ビジャレアルは、チームとしても論理的に作られている。勝つために、まずは守りの堅固さをおろそかにしない。だからと言って、ラインを下げ過ぎて相手に自由を与えることはせず、必ず攻め手を残すことで警戒させる。守るためにも攻めるためにも、できるだけボールを持つ時間を増やすことも念頭に置いている。

具体的にエメリ監督はポゼッション率を高めるため、足技に優れたGKヘロニモ・ルジを起用している。総合力では他の選択肢がある。しかしチームマネジメントを考えた場合、GKに戻したボールで攻撃をリトライできないと勝負にならない、と判断しているのだ。

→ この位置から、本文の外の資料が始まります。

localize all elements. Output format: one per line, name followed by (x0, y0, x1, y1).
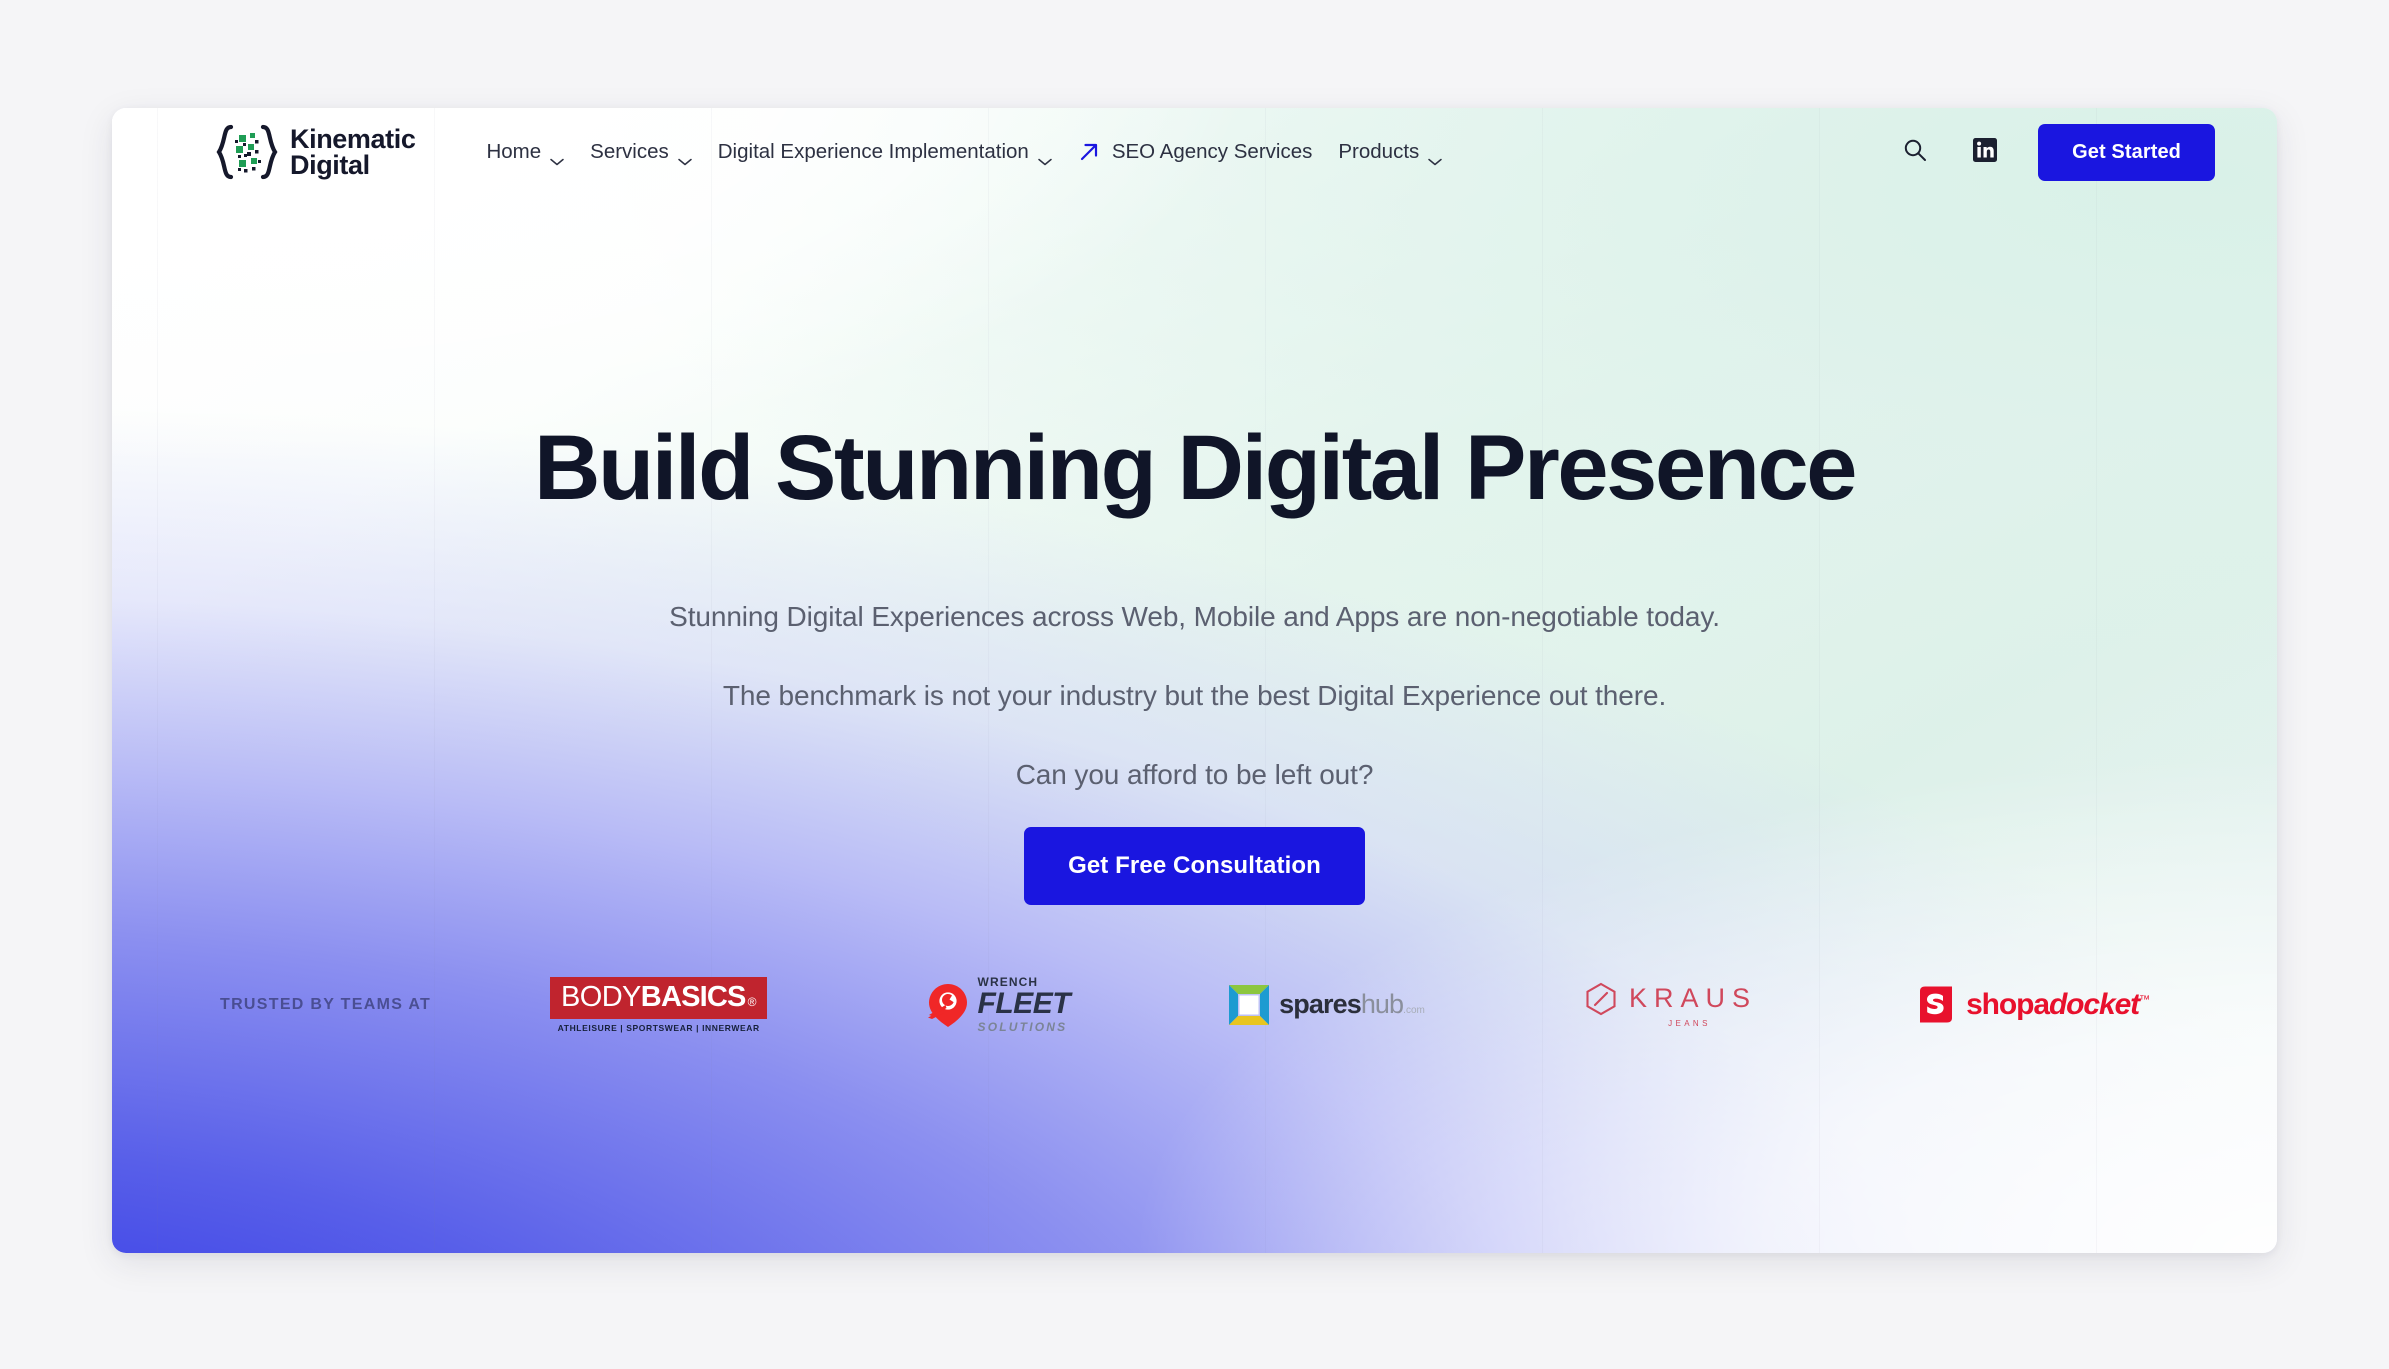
spareshub-wordmark: spareshub.com (1279, 989, 1425, 1020)
hero-subtitle-1: Stunning Digital Experiences across Web,… (669, 600, 1720, 632)
chevron-down-icon (678, 148, 692, 166)
shopadocket-s-badge-icon (1916, 985, 1956, 1025)
site-header: Kinematic Digital Home Services Digital … (112, 108, 2277, 196)
wrench-fleet-line3: SOLUTIONS (977, 1020, 1068, 1034)
nav-item-services[interactable]: Services (577, 132, 705, 172)
linkedin-button[interactable] (1968, 135, 2002, 169)
nav-item-digital-experience-implementation-label: Digital Experience Implementation (717, 140, 1029, 163)
spareshub-word-a: spares (1279, 989, 1362, 1019)
chevron-down-icon (550, 148, 564, 166)
hero-page-card: Kinematic Digital Home Services Digital … (112, 108, 2277, 1253)
brand-name-line1: Kinematic (290, 123, 416, 154)
kraus-wordmark: KRAUS (1628, 983, 1757, 1013)
chevron-down-icon (1428, 148, 1443, 166)
brand-name-line2: Digital (290, 150, 370, 180)
search-button[interactable] (1898, 135, 1932, 169)
nav-item-services-label: Services (590, 140, 669, 163)
bodybasics-registered-mark: ® (747, 994, 757, 1009)
linkedin-icon (1972, 137, 1998, 168)
get-free-consultation-button[interactable]: Get Free Consultation (1024, 826, 1365, 905)
kraus-hexagon-slash-icon (1584, 982, 1618, 1016)
nav-item-seo-agency-services-label: SEO Agency Services (1111, 140, 1313, 163)
nav-item-seo-agency-services[interactable]: SEO Agency Services (1065, 132, 1326, 172)
search-icon (1902, 137, 1928, 168)
get-started-button[interactable]: Get Started (2038, 123, 2215, 181)
hero-subtitle-2: The benchmark is not your industry but t… (722, 679, 1667, 711)
brand-logo[interactable]: Kinematic Digital (214, 123, 416, 181)
bodybasics-word-a: BODY (561, 980, 641, 1013)
wrench-fleet-line2: FLEET (977, 987, 1071, 1020)
page-title: Build Stunning Digital Presence (533, 417, 1858, 519)
client-logo-bodybasics[interactable]: BODY BASICS ® ATHLEISURE | SPORTSWEAR | … (550, 976, 768, 1033)
nav-item-products[interactable]: Products (1325, 132, 1455, 172)
nav-item-digital-experience-implementation[interactable]: Digital Experience Implementation (705, 132, 1065, 172)
client-logo-list: BODY BASICS ® ATHLEISURE | SPORTSWEAR | … (550, 976, 2169, 1033)
nav-item-home[interactable]: Home (473, 132, 577, 172)
kraus-subtitle: JEANS (1668, 1018, 1711, 1028)
shopadocket-trademark: ™ (2139, 993, 2150, 1006)
trusted-by-label: TRUSTED BY TEAMS AT (220, 995, 432, 1013)
bodybasics-word-b: BASICS (640, 980, 747, 1013)
client-logo-shopadocket[interactable]: shopadocket™ (1916, 985, 2150, 1025)
curly-brace-pixel-logo-icon (214, 123, 280, 181)
main-navigation: Home Services Digital Experience Impleme… (473, 132, 1455, 172)
shopadocket-wordmark: shopadocket™ (1966, 987, 2150, 1022)
bodybasics-tagline: ATHLEISURE | SPORTSWEAR | INNERWEAR (557, 1022, 760, 1033)
client-logo-wrench-fleet-solutions[interactable]: WRENCH FLEET SOLUTIONS (927, 976, 1071, 1033)
trusted-by-section: TRUSTED BY TEAMS AT BODY BASICS ® ATHLEI… (220, 976, 2169, 1033)
client-logo-spareshub[interactable]: spareshub.com (1229, 984, 1425, 1025)
chevron-down-icon (1038, 148, 1052, 166)
nav-item-products-label: Products (1338, 140, 1420, 163)
bodybasics-wordmark: BODY BASICS ® (550, 976, 768, 1019)
nav-item-home-label: Home (486, 140, 542, 163)
spareshub-square-frame-icon (1229, 984, 1270, 1025)
shopadocket-word-a: shopa (1966, 987, 2050, 1021)
hero-section: Build Stunning Digital Presence Stunning… (112, 196, 2277, 1253)
spareshub-word-b: hub (1360, 989, 1404, 1019)
header-actions: Get Started (1898, 123, 2215, 181)
spareshub-suffix: .com (1403, 1005, 1425, 1016)
wrench-pin-icon (927, 982, 969, 1028)
arrow-up-right-icon (1078, 141, 1100, 163)
hero-subtitle-3: Can you afford to be left out? (1015, 758, 1374, 790)
client-logo-kraus-jeans[interactable]: KRAUS JEANS (1584, 982, 1757, 1028)
shopadocket-word-b: docket (2048, 987, 2140, 1021)
brand-name: Kinematic Digital (290, 123, 416, 180)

この点、現在はヴィッセル神戸を率いるミゲル・アンヘル・ロティーナも似ている。「守備的」と揶揄される監督だが、セレッソ大阪時代もGKにキックのスキルを強く求め、ボールを失わないロジックを作り上げていた。おかげで、キム・ジンヒョンのボール技術は確実に向上したほどだ。

森保ジャパンは攻めるにせよ、守るにせよ、ボールを握る力が弱すぎる。攻撃では縦一本のパスを多用し、簡単にボールを失い過ぎる。アジア最終予選でさえも、つなぎがノッキングしていた。

その点、横浜F・マリノスの高丘陽平のようなGKを抜擢するのも一計だろう。足技の技量は日本人屈指。Jリーグで日本人GKとして最上位のクラブでプレーし、アジアチャンピオンズリーグでも活躍している。代表に選ばれても不思議はない存在だ。